During the opening ceremonies, participants recognized honored caregiver Greg Henderson and honored cancer fighters Peggy Brech and Joani Kuth, who each gave speeches about their personal cancer journey.
There was also a silent auction and live entertainment.
Cancer fighters and survivors took their typical survivor lap through the Swine Building and then at about dusk, luminaria were lit, starting in a pathway outside and then going inside at the North Pavilion.
For the remainder of the night, people socialized and fundraised.
Larry Seltun, who was put in a makeshift jail for the Cops Kicking Cancer team, said he enjoys the relay because “it brings everybody together for a cause.”

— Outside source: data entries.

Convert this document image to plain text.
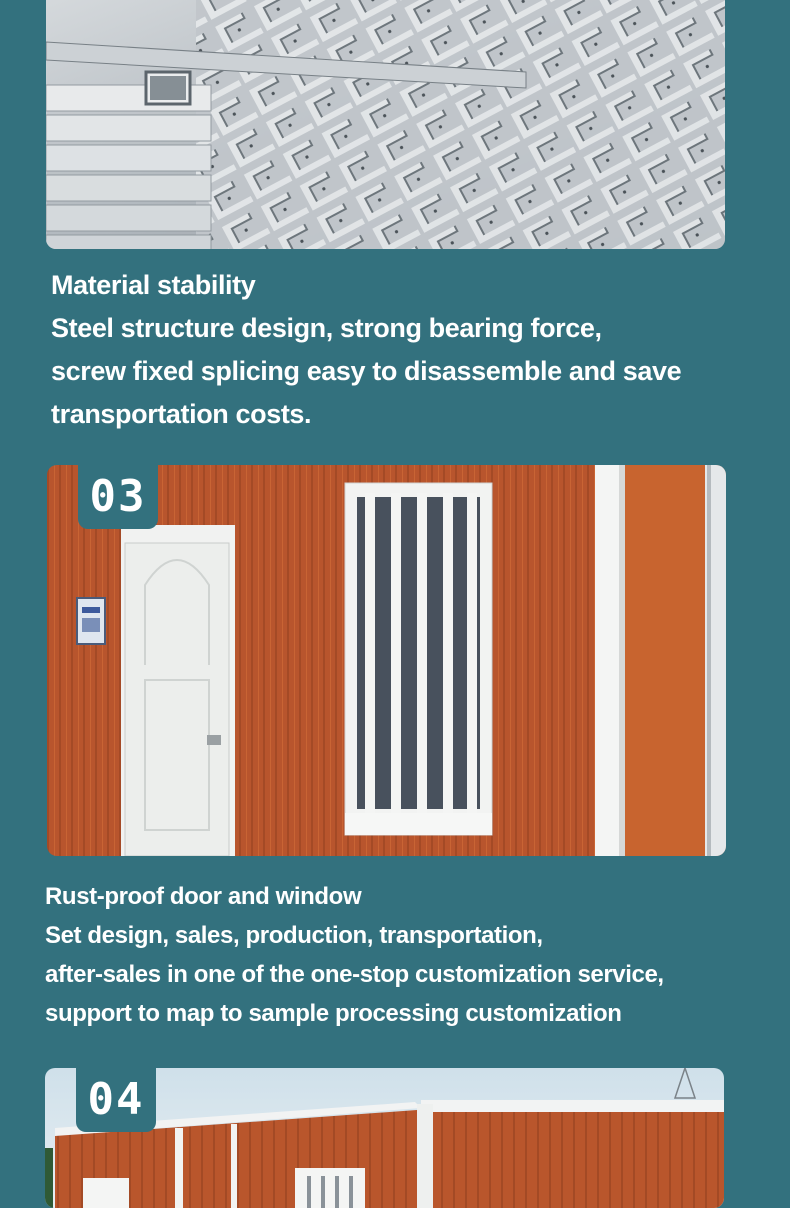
Material stability
Steel structure design, strong bearing force,
screw fixed splicing easy to disassemble and save
transportation costs.
03
Rust-proof door and window
Set design, sales, production, transportation,
after-sales in one of the one-stop customization service,
support to map to sample processing customization
04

Seltun had cancer about 1 1/2 years ago.
Manges said the relay is more than just a fundraising event; it’s a night where the strength and determination of cancer survivors inspires the whole community.
Charlene Becker said she always puts out a luminary for her father who died at age 53. Her sister-in-law also had cancer.
“This is a really big deal,” she said.
Relay organizers have until Aug. 31 to collect remaining funds for this year’s relay goal of about $134,000.